De manhã Santiago tem uma ligeira piora, eles colocam um respiradorzinho direto no nariz, e eu sou aconselhado a ir para casa, dar uma descansada. Corcoveio um pouco mas acabo indo, e ao sair do hospital percebo outro fenômeno interessante: depois de uma noite em claro no CTI, ouvindo o choro e os gemidos do meu filho e de vários outros bebês, começo a ouvi-los por toda a parte. Abro uma torneira e o rangido se assemelha a bebê resmungando. Um carro freia ao longe e o som se assemelha muito a um começo de choro. Uma porta rangendo lembra um gemido. É como se os choros e ruídos de bebê já estivessem embutidos em todos os sons do dia-a-dia, mas só agora, com os ouvidos devidamente afinados, eu os percebesse.

Durmo.

Muito.

No fim da tarde volto ao hospital e Giselle finalmente consegue sentar numa cadeira de rodas. Tudo o que ela quer é visitar o filho. Desde o nascimento, no dia anterior, ela não passou mais do que dois minutos junto dele, e é tocante vê-los agora. Ele já está numa incubadora, ela abre a portinha, acarinha a sua cabeça e fala coisas simples e cheias de carinho.

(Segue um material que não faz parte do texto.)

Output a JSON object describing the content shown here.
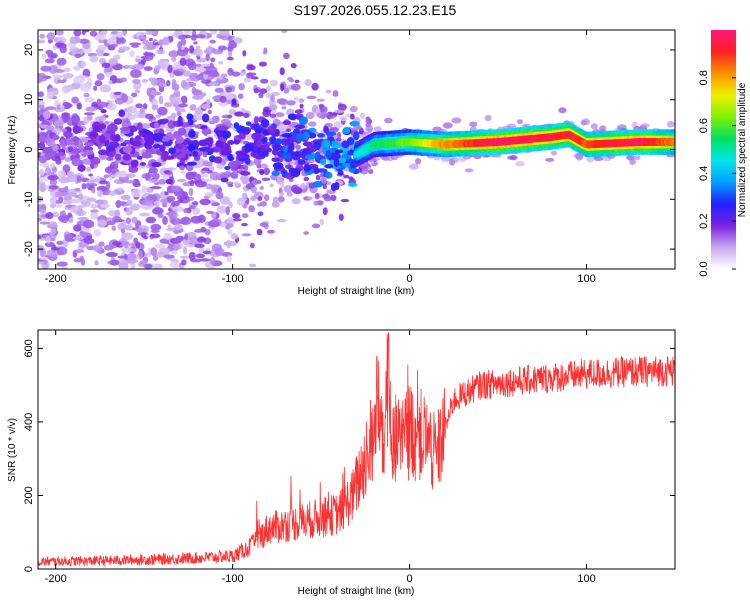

Ela repete várias vezes, olhos cheios d´água, a frase "Como ele é querido!", mas na verdade é como se dissesse "como ele é forte, como ele é corajoso, como ele luta pra respirar, pra ficar com a gente, pra ir pra nossa casa". Comovo.

Os dias vão passando, Santiago vai melhorando, a concentração de oxigênio fornecida para ele vai se aproximando dos 21%. Ele fica mais ativo, resmunga mais, arranca o soro da mão, tenta puxar a sonda da boca. Meu guri.

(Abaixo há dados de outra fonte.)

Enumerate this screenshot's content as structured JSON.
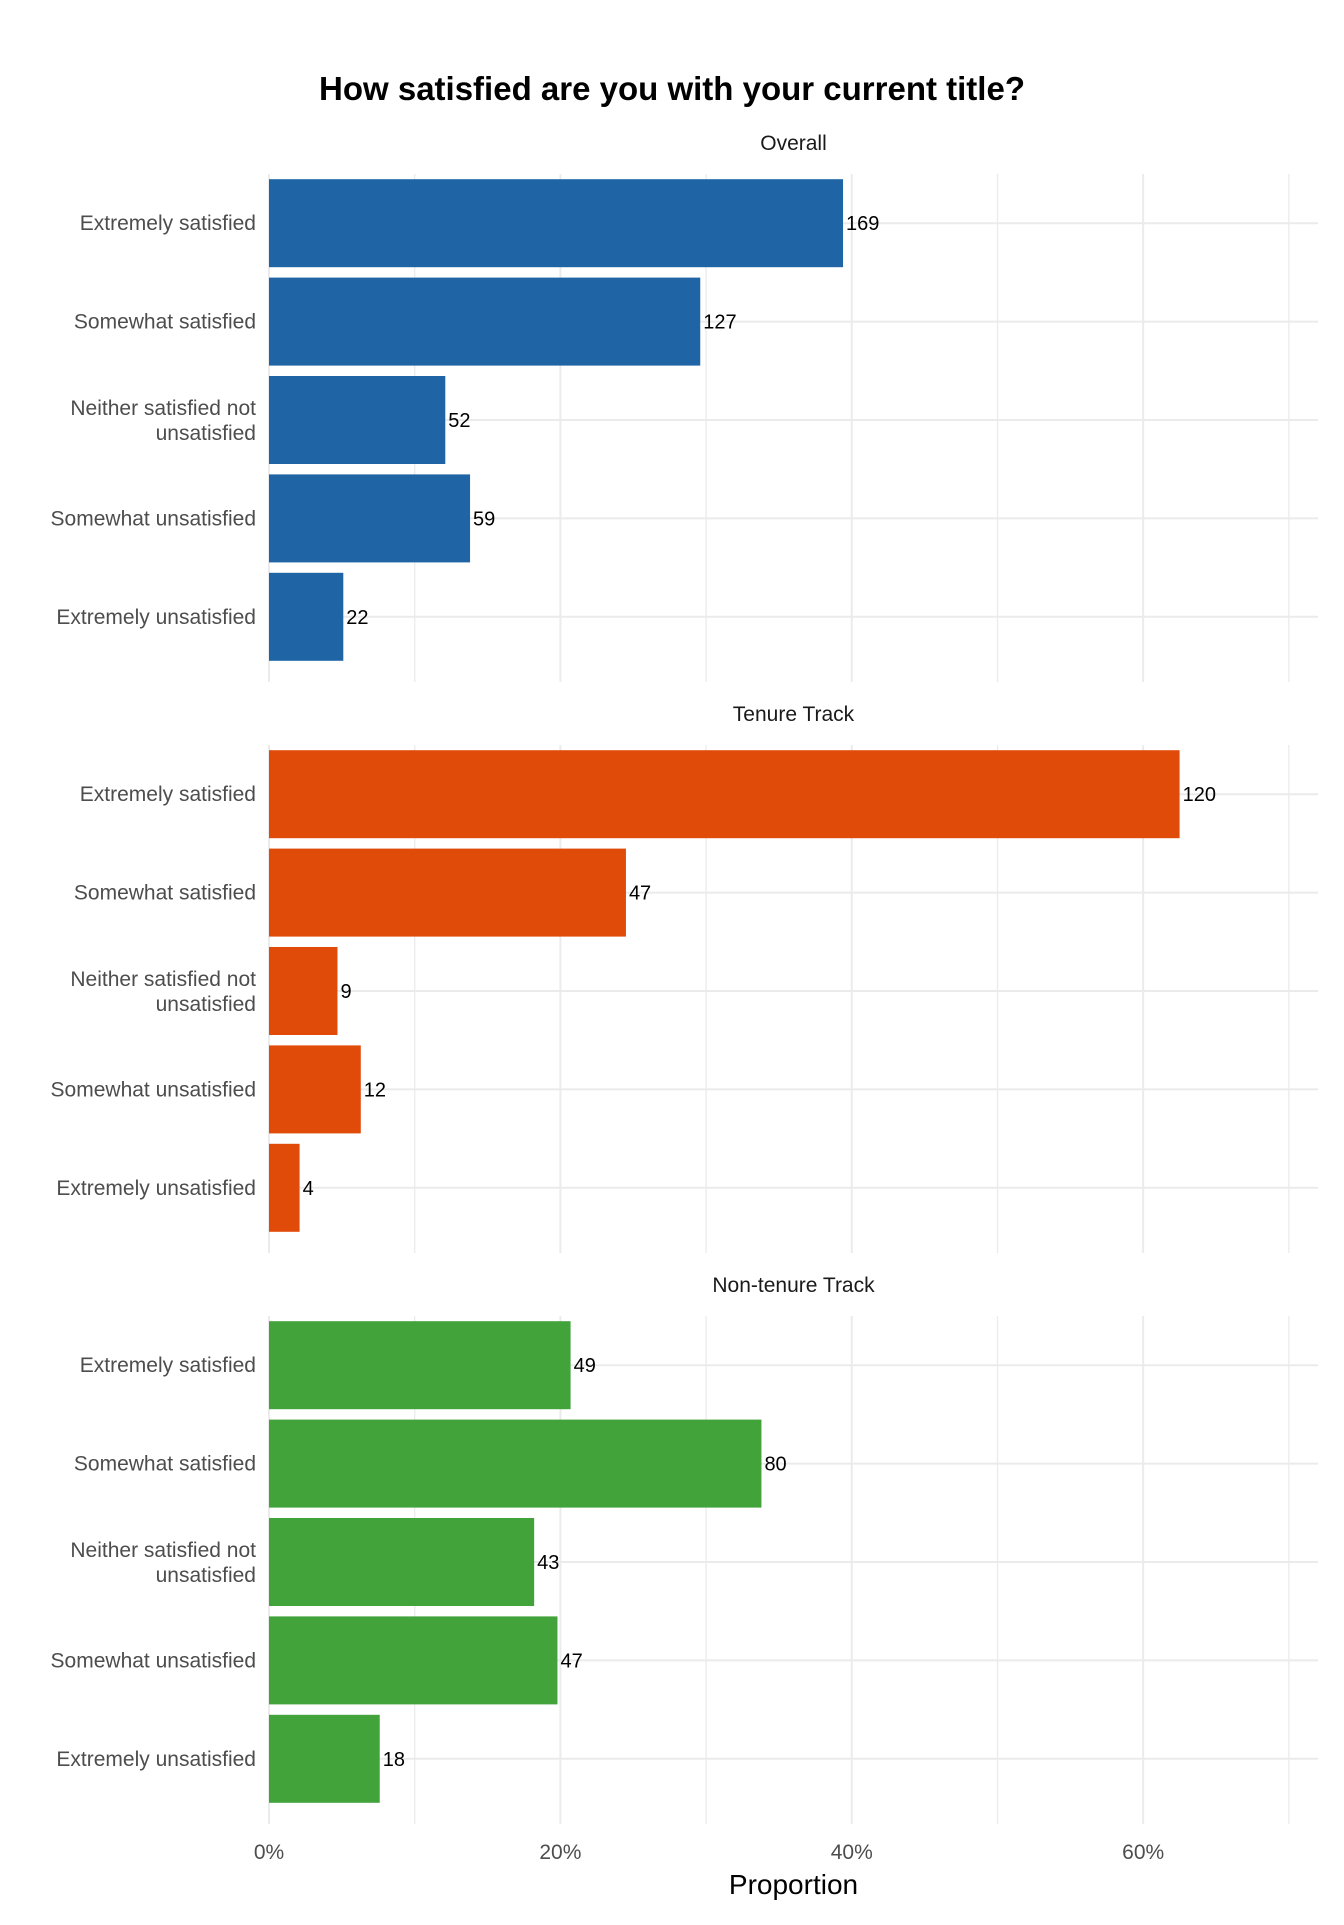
{
  "chart_data": {
    "type": "bar",
    "orientation": "horizontal",
    "title": "How satisfied are you with your current title?",
    "xlabel": "Proportion",
    "ylabel": "",
    "xlim": [
      0,
      0.72
    ],
    "x_ticks": [
      0,
      0.2,
      0.4,
      0.6
    ],
    "x_tick_labels": [
      "0%",
      "20%",
      "40%",
      "60%"
    ],
    "grid": true,
    "categories": [
      "Extremely satisfied",
      "Somewhat satisfied",
      "Neither satisfied not unsatisfied",
      "Somewhat unsatisfied",
      "Extremely unsatisfied"
    ],
    "category_lines": [
      [
        "Extremely satisfied"
      ],
      [
        "Somewhat satisfied"
      ],
      [
        "Neither satisfied not",
        "unsatisfied"
      ],
      [
        "Somewhat unsatisfied"
      ],
      [
        "Extremely unsatisfied"
      ]
    ],
    "panels": [
      {
        "label": "Overall",
        "color": "#1f65a6",
        "proportions": [
          0.394,
          0.296,
          0.121,
          0.138,
          0.051
        ],
        "counts": [
          "169",
          "127",
          "52",
          "59",
          "22"
        ]
      },
      {
        "label": "Tenure Track",
        "color": "#e04b0a",
        "proportions": [
          0.625,
          0.245,
          0.047,
          0.063,
          0.021
        ],
        "counts": [
          "120",
          "47",
          "9",
          "12",
          "4"
        ]
      },
      {
        "label": "Non-tenure Track",
        "color": "#42a33b",
        "proportions": [
          0.207,
          0.338,
          0.182,
          0.198,
          0.076
        ],
        "counts": [
          "49",
          "80",
          "43",
          "47",
          "18"
        ]
      }
    ]
  }
}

Cerca de uma semana depois do parto ele ganha alta e aí começa uma nova história, fraldas, mamadas no meio da noite, colos para arrotar, eventuais engasgos, preocupações-de-pais-de-primeira-viagem-que-um-dia-vão-ser-motivo-de-boas-risadas-mas-certamente-não agora e pequenas alegrias.

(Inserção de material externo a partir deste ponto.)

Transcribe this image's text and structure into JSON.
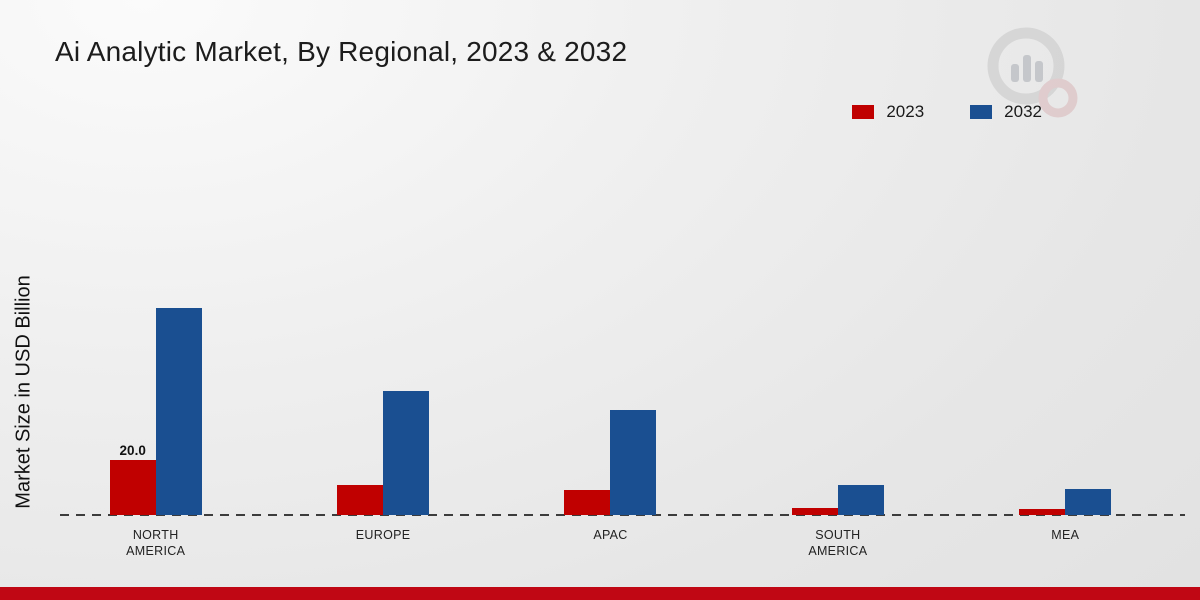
{
  "title": "Ai Analytic Market, By Regional, 2023 & 2032",
  "ylabel": "Market Size in USD Billion",
  "legend": [
    {
      "label": "2023",
      "color": "#c00000"
    },
    {
      "label": "2032",
      "color": "#1a4f91"
    }
  ],
  "chart_data": {
    "type": "bar",
    "title": "Ai Analytic Market, By Regional, 2023 & 2032",
    "ylabel": "Market Size in USD Billion",
    "categories": [
      "NORTH AMERICA",
      "EUROPE",
      "APAC",
      "SOUTH AMERICA",
      "MEA"
    ],
    "series": [
      {
        "name": "2023",
        "color": "#c00000",
        "values": [
          20.0,
          11.0,
          9.0,
          2.5,
          2.0
        ]
      },
      {
        "name": "2032",
        "color": "#1a4f91",
        "values": [
          75.0,
          45.0,
          38.0,
          11.0,
          9.5
        ]
      }
    ],
    "annotations": [
      {
        "series": "2023",
        "category": "NORTH AMERICA",
        "text": "20.0"
      }
    ],
    "ylim": [
      0,
      80
    ],
    "grid": false,
    "legend_position": "top-right",
    "baseline_style": "dashed"
  }
}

Quando ele sorri, por exemplo, eu me desmonto, mesmo sabendo que este ainda não é um sorriso consciente, social, que é mais um espasmo, que tem a mesma natureza de um peido ou de um arroto. Talvez seja justamente isso, a aleatoriedade da coisa toda, o pequeno milagre do teu filho sorrir, não necessariamente para ti, mas ao alcance dos teus olhos, que seja o mais bonito de tudo. A vida é caótica. Um ano atrás a última coisa que eu queria era ser pai; hoje me sinto de certa forma agraciado, quase
salvo, por esta oportunidade.

Uma última lembrança, ainda da época em que mãe e filho estavam no hospital e eu me acordava de madrugada para ir vê-los: são cinco horas da manhã, dirijo pela 24 e ouço a Ipanema. O refrão de um rap pergunta: "what´s love?"

Por alguns instantes eu acho que consigo responder.